Certain fish are “holy grails”—attractive fish known from some preserved specimens and from a photo or two—that no aquarist has ever seen alive. In addition, very little is known about their natural history or aquarium care. After some time an expedition (usually German or Japanese) may rediscover the species, and it is finally brought into the hobby, and everyone goes nuts over it. Initially its price is very high, but if aquarists are able to get the fish to breed, the price typically drops after a year or two. The catfish Corydoras weitzmani is one such fish.
A Long Wait
This species was first discovered and collected by C. Kalinowski in 1949 (five specimens), but it wasn’t until 22 years later (1971) that it was described by Nijssen. Nijssen had only one new specimen, which he collected in 1969. Thus there are five paratypes, and the type locality is listed as the Vilcanota river system near Cusco in southern Peru.
The precise locality was not given—either local collectors forgot or didn’t want to reveal it. The original description noted that C. weitzmani resides at a relatively inaccessible elevation of 3350 meters (11,000 feet).

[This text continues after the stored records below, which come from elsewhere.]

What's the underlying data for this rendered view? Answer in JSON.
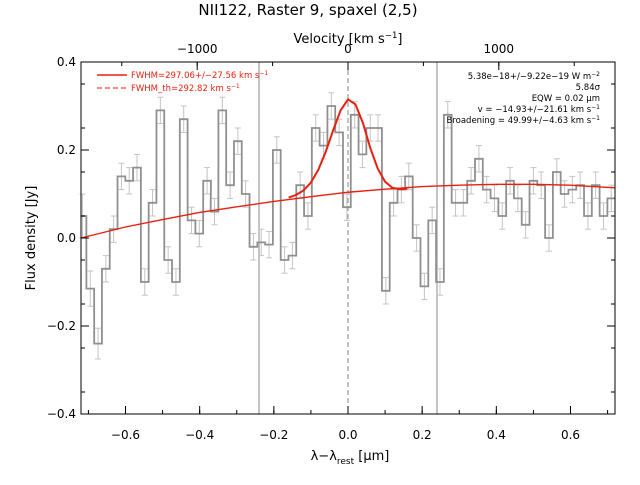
{
  "chart_data": {
    "type": "line",
    "title": "NII122, Raster 9, spaxel (2,5)",
    "xlabel": "λ−λ_rest [μm]",
    "xlabel_main": "λ−λ",
    "xlabel_sub": "rest",
    "xlabel_unit": " [μm]",
    "ylabel": "Flux density [Jy]",
    "top_axis_label": "Velocity [km s⁻¹]",
    "top_axis_label_main": "Velocity [km s",
    "top_axis_label_sup": "−1",
    "top_axis_label_end": "]",
    "xlim": [
      -0.72,
      0.72
    ],
    "ylim": [
      -0.4,
      0.4
    ],
    "x_ticks": [
      -0.6,
      -0.4,
      -0.2,
      0.0,
      0.2,
      0.4,
      0.6
    ],
    "x_tick_labels": [
      "−0.6",
      "−0.4",
      "−0.2",
      "0.0",
      "0.2",
      "0.4",
      "0.6"
    ],
    "y_ticks": [
      -0.4,
      -0.2,
      0.0,
      0.2,
      0.4
    ],
    "y_tick_labels": [
      "−0.4",
      "−0.2",
      "0.0",
      "0.2",
      "0.4"
    ],
    "top_ticks_velocity": [
      -1000,
      0,
      1000
    ],
    "top_tick_labels": [
      "−1000",
      "0",
      "1000"
    ],
    "velocity_per_micron": 2459,
    "vertical_lines": [
      -0.24,
      0.0,
      0.24
    ],
    "legend": [
      {
        "text": "FWHM=297.06+/−27.56 km s",
        "sup": "−1",
        "style": "solid",
        "color": "#e8200f"
      },
      {
        "text": "FWHM_th=292.82 km s",
        "sup": "−1",
        "style": "dashed",
        "color": "#e8200f"
      }
    ],
    "annotations": [
      {
        "text": "5.38e−18+/−9.22e−19 W m",
        "sup": "−2"
      },
      {
        "text": "5.84σ",
        "sup": ""
      },
      {
        "text": "EQW = 0.02 μm",
        "sup": ""
      },
      {
        "text": "v = −14.93+/−21.61 km s",
        "sup": "−1"
      },
      {
        "text": "Broadening = 49.99+/−4.63 km s",
        "sup": "−1"
      }
    ],
    "series": [
      {
        "kind": "spectrum-steps",
        "color": "#909090",
        "bin_width": 0.0209,
        "x": [
          -0.716,
          -0.695,
          -0.674,
          -0.653,
          -0.632,
          -0.611,
          -0.59,
          -0.569,
          -0.548,
          -0.527,
          -0.506,
          -0.485,
          -0.464,
          -0.443,
          -0.422,
          -0.401,
          -0.38,
          -0.36,
          -0.339,
          -0.318,
          -0.297,
          -0.276,
          -0.255,
          -0.234,
          -0.213,
          -0.192,
          -0.171,
          -0.15,
          -0.129,
          -0.108,
          -0.087,
          -0.066,
          -0.045,
          -0.024,
          -0.003,
          0.018,
          0.039,
          0.06,
          0.081,
          0.102,
          0.123,
          0.144,
          0.164,
          0.185,
          0.206,
          0.227,
          0.248,
          0.269,
          0.29,
          0.311,
          0.332,
          0.353,
          0.374,
          0.395,
          0.416,
          0.437,
          0.458,
          0.479,
          0.5,
          0.521,
          0.542,
          0.563,
          0.584,
          0.605,
          0.626,
          0.647,
          0.668,
          0.689,
          0.71
        ],
        "y": [
          0.05,
          -0.115,
          -0.24,
          -0.07,
          0.02,
          0.14,
          0.13,
          0.16,
          -0.1,
          0.08,
          0.29,
          -0.05,
          -0.1,
          0.27,
          0.04,
          0.01,
          0.13,
          0.06,
          0.29,
          0.12,
          0.22,
          0.1,
          -0.02,
          -0.01,
          -0.015,
          0.2,
          -0.05,
          -0.04,
          0.12,
          0.05,
          0.25,
          0.21,
          0.3,
          0.24,
          0.07,
          0.28,
          0.19,
          0.25,
          0.25,
          -0.12,
          0.08,
          0.11,
          0.14,
          0.0,
          -0.11,
          0.04,
          -0.1,
          0.28,
          0.08,
          0.08,
          0.13,
          0.18,
          0.11,
          0.09,
          0.05,
          0.13,
          0.09,
          0.03,
          0.13,
          0.12,
          0.0,
          0.15,
          0.1,
          0.11,
          0.12,
          0.05,
          0.12,
          0.05,
          0.09
        ],
        "error": [
          0.05,
          0.04,
          0.035,
          0.03,
          0.03,
          0.03,
          0.03,
          0.03,
          0.03,
          0.03,
          0.03,
          0.03,
          0.03,
          0.03,
          0.03,
          0.03,
          0.03,
          0.03,
          0.03,
          0.03,
          0.03,
          0.03,
          0.03,
          0.03,
          0.03,
          0.03,
          0.03,
          0.03,
          0.03,
          0.03,
          0.03,
          0.03,
          0.03,
          0.03,
          0.03,
          0.03,
          0.03,
          0.03,
          0.03,
          0.03,
          0.03,
          0.03,
          0.03,
          0.03,
          0.03,
          0.03,
          0.03,
          0.03,
          0.03,
          0.03,
          0.03,
          0.03,
          0.03,
          0.03,
          0.03,
          0.03,
          0.03,
          0.03,
          0.03,
          0.03,
          0.03,
          0.03,
          0.03,
          0.03,
          0.03,
          0.03,
          0.03,
          0.03,
          0.03
        ]
      },
      {
        "kind": "continuum",
        "color": "#e8200f",
        "x": [
          -0.72,
          -0.6,
          -0.5,
          -0.4,
          -0.3,
          -0.2,
          -0.1,
          0.0,
          0.1,
          0.2,
          0.3,
          0.4,
          0.5,
          0.6,
          0.72
        ],
        "y": [
          0.0,
          0.025,
          0.042,
          0.058,
          0.071,
          0.083,
          0.094,
          0.104,
          0.111,
          0.117,
          0.12,
          0.122,
          0.122,
          0.12,
          0.114
        ]
      },
      {
        "kind": "gaussian-fit",
        "color": "#e8200f",
        "x": [
          -0.16,
          -0.14,
          -0.12,
          -0.1,
          -0.08,
          -0.06,
          -0.04,
          -0.02,
          0.0,
          0.02,
          0.04,
          0.06,
          0.08,
          0.1,
          0.12,
          0.14,
          0.16
        ],
        "y": [
          0.092,
          0.098,
          0.108,
          0.126,
          0.155,
          0.196,
          0.245,
          0.29,
          0.315,
          0.304,
          0.262,
          0.205,
          0.158,
          0.128,
          0.114,
          0.111,
          0.112
        ]
      }
    ]
  }
}
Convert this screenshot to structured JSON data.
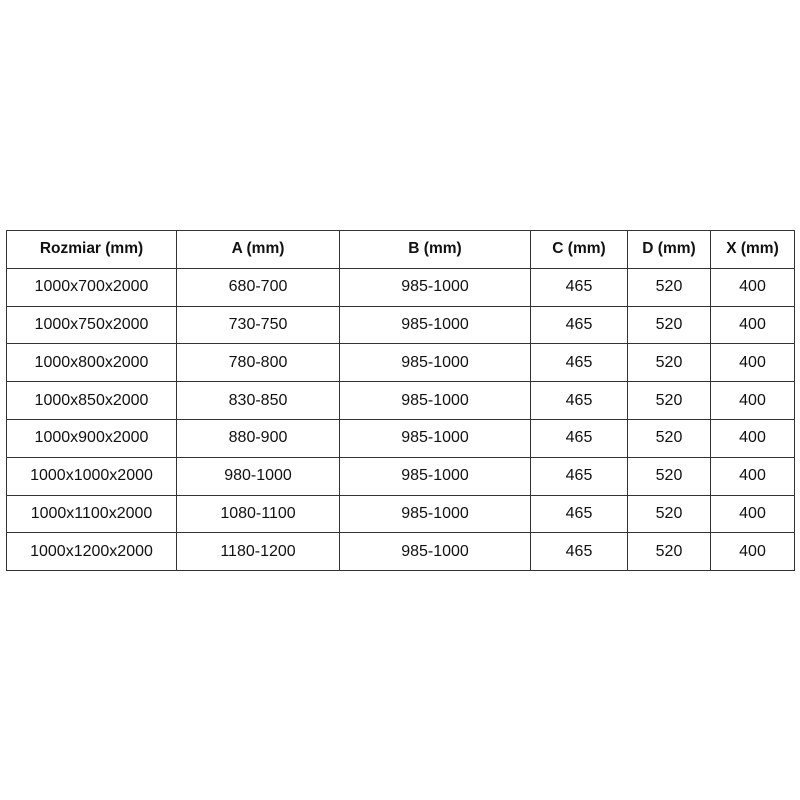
{
  "table": {
    "headers": [
      "Rozmiar (mm)",
      "A (mm)",
      "B (mm)",
      "C (mm)",
      "D (mm)",
      "X (mm)"
    ],
    "rows": [
      [
        "1000x700x2000",
        "680-700",
        "985-1000",
        "465",
        "520",
        "400"
      ],
      [
        "1000x750x2000",
        "730-750",
        "985-1000",
        "465",
        "520",
        "400"
      ],
      [
        "1000x800x2000",
        "780-800",
        "985-1000",
        "465",
        "520",
        "400"
      ],
      [
        "1000x850x2000",
        "830-850",
        "985-1000",
        "465",
        "520",
        "400"
      ],
      [
        "1000x900x2000",
        "880-900",
        "985-1000",
        "465",
        "520",
        "400"
      ],
      [
        "1000x1000x2000",
        "980-1000",
        "985-1000",
        "465",
        "520",
        "400"
      ],
      [
        "1000x1100x2000",
        "1080-1100",
        "985-1000",
        "465",
        "520",
        "400"
      ],
      [
        "1000x1200x2000",
        "1180-1200",
        "985-1000",
        "465",
        "520",
        "400"
      ]
    ]
  }
}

Recently this information has come into question, as it frequently does with rare specimens whose locality collectors want to keep secret. (It has significance for the hobbyist, since fish from that elevation would prefer much cooler temperatures. The best information at present is that they come from lower elevations and enjoy normal aquarium temperatures.) The species was, of course, named to honor Dr. Stanley Weitzman, TFH senior consulting editor and Curator of the Division of Fishes at the National Museum of Natural History, Smithsonian Institution.
For a long time, cory lovers searched for this rare and desirable fish and tried to find its locality without any success. The half-million tourists that visited Cusco every year included many would-be collectors, even the likes of famed catfish expert Dr. David Sands, but none could find the fish. It was not until 2004 that the fish was seen alive. An expedition led by Shigezo Kamihata collected it and arranged its export to Japan in November 2004. There is a very strong interest in Corydoras catfish in Japan, and young specimens of this highly sought-after species that were only 2 cm (¾ inch) long sold for about $1000 apiece!